Nella parte finale l’Autore -che afferma che il capitalismo è il problema e pertanto esso non può offrire soluzioni- presenta alcune proposte per invertire la rotta, collocabili, a mio avviso, nell’ambito della cultura postmoderna, quali la teoria della “decrescita felice” di Serge Latouche: una prospettiva lodevole e razionale, nonostante alcuni limiti, indispensabile per poter superare la crisi ecologica e il super-individualismo odierno. Chiaramente occorre anche considerare le possibili contromisure che il capitalismo prenderebbe, come le guerre, per far fronte ad un ipotetico calo dei consumi, prima di implodere, se mai dovesse avvenire. D’altra parte, considerate le attuali disparità del livello di consumo nel mondo, si può ipotizzare che la rinuncia ad un dato stile di vita consumistico, il cosiddetto benessere, possa coinvolgere per lo più quella parte più consapevole e sensibile della classe media più acculturata, mentre il mondo nel complesso continuerebbe forse a funzionare senza particolari inceppi o trasformazioni.

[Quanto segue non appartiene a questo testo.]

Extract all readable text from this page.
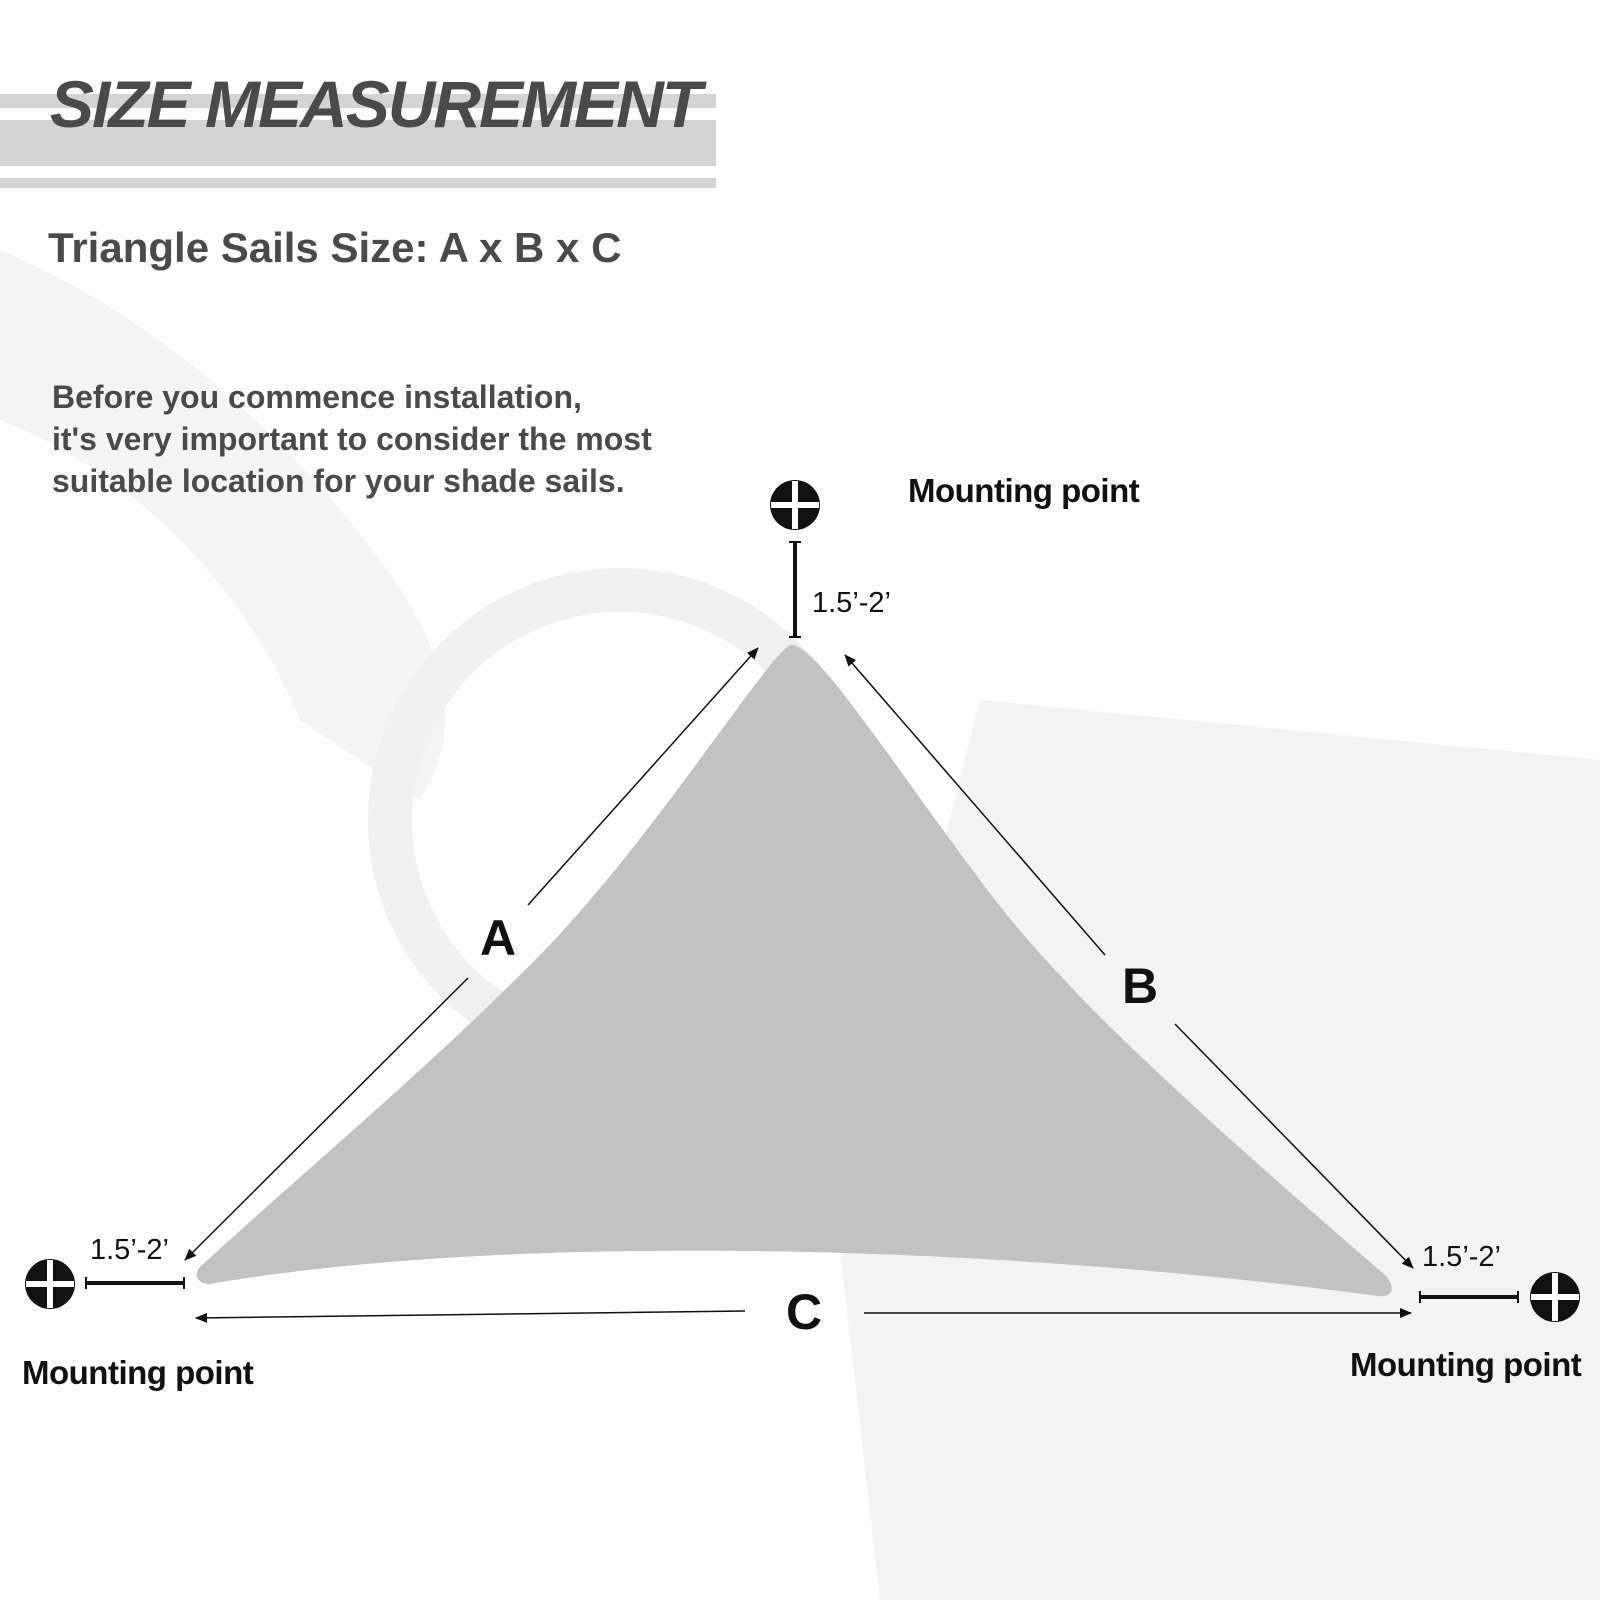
A
B
C
1.5’-2’
Mounting point
1.5’-2’
Mounting point
1.5’-2’
Mounting point
SIZE MEASUREMENT
Triangle Sails Size: A x B x C

Before you commence installation,
it's very important to consider the most
suitable location for your shade sails.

D’altra parte ci si può chiedere -ma siamo forse nel campo della teoria politica- se l’attuale crisi, con particolare riferimento al restringimento degli spazi di democrazia e al neoliberismo, caratterizzata dall’arretramento dei diritti sociali conquistati nella seconda metà del secolo scorso, cui deriva la vertiginosa polarizzazione di redditi e patrimoni, non sia altro che la naturale conseguenza dell’incontrastato processo capitalistico, una volta privato degli ostacoli dati dalla presenza dell’Unione Sovietica e dei partiti comunisti di massa.

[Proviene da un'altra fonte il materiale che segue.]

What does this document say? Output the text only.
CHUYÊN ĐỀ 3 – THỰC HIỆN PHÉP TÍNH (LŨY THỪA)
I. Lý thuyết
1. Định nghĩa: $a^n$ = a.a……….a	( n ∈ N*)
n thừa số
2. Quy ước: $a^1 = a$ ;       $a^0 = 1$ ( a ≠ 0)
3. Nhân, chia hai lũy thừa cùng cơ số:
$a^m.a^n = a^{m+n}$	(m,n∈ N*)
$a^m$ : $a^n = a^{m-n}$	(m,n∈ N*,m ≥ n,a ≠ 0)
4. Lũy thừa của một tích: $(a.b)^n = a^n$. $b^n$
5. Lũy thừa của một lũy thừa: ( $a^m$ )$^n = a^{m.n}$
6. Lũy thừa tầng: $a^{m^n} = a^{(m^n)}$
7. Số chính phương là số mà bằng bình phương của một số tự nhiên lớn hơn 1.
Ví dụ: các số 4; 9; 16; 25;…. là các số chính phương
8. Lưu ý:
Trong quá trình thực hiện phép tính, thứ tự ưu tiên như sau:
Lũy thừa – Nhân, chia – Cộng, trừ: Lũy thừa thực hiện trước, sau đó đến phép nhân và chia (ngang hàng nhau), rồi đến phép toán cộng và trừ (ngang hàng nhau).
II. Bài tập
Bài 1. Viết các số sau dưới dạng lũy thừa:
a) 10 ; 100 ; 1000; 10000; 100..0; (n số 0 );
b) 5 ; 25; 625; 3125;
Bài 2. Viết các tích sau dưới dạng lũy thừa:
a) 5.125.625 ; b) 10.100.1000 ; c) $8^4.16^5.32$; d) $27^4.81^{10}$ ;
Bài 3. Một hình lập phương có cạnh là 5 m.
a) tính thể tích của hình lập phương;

È comunque certo, e su questo il saggio fornisce un pregevole contributo di riflessione, che un eventuale movimento anticapitalista internazionale, ancorché non certamente all’ordine del giorno, abbia l’indispensabile compito, oltre all’abbattimento del capitalismo e dello sfruttamento di classe, di mostrare la possibilità e persino il guadagno in termini di civiltà e di relazioni intersoggettive di uno stile di vita più sobrio, meno consumistico, meno competitivo e in definitiva più umano. Anzi, si può affermare, ciò costituirebbe un immenso vantaggio per la nostra esistenza materiale e spirituale: non sarebbe un tornare al passato, bensì un percorso di rinnovamento dei rapporti umani e sociali anche a livello etico: come affermava Che Guevara, la rivoluzione necessita anche della costruzione di un homo novus.

Non vi è dubbio che questo libro possa offrire stimoli ad una riflessione critica sul mondo attuale e spunti per un dibattito per la ricerca di possibili percorsi concreti che possano impedire quella che, ad oggi, appare ai più una catastrofe inevitabile di tutto il genere umano.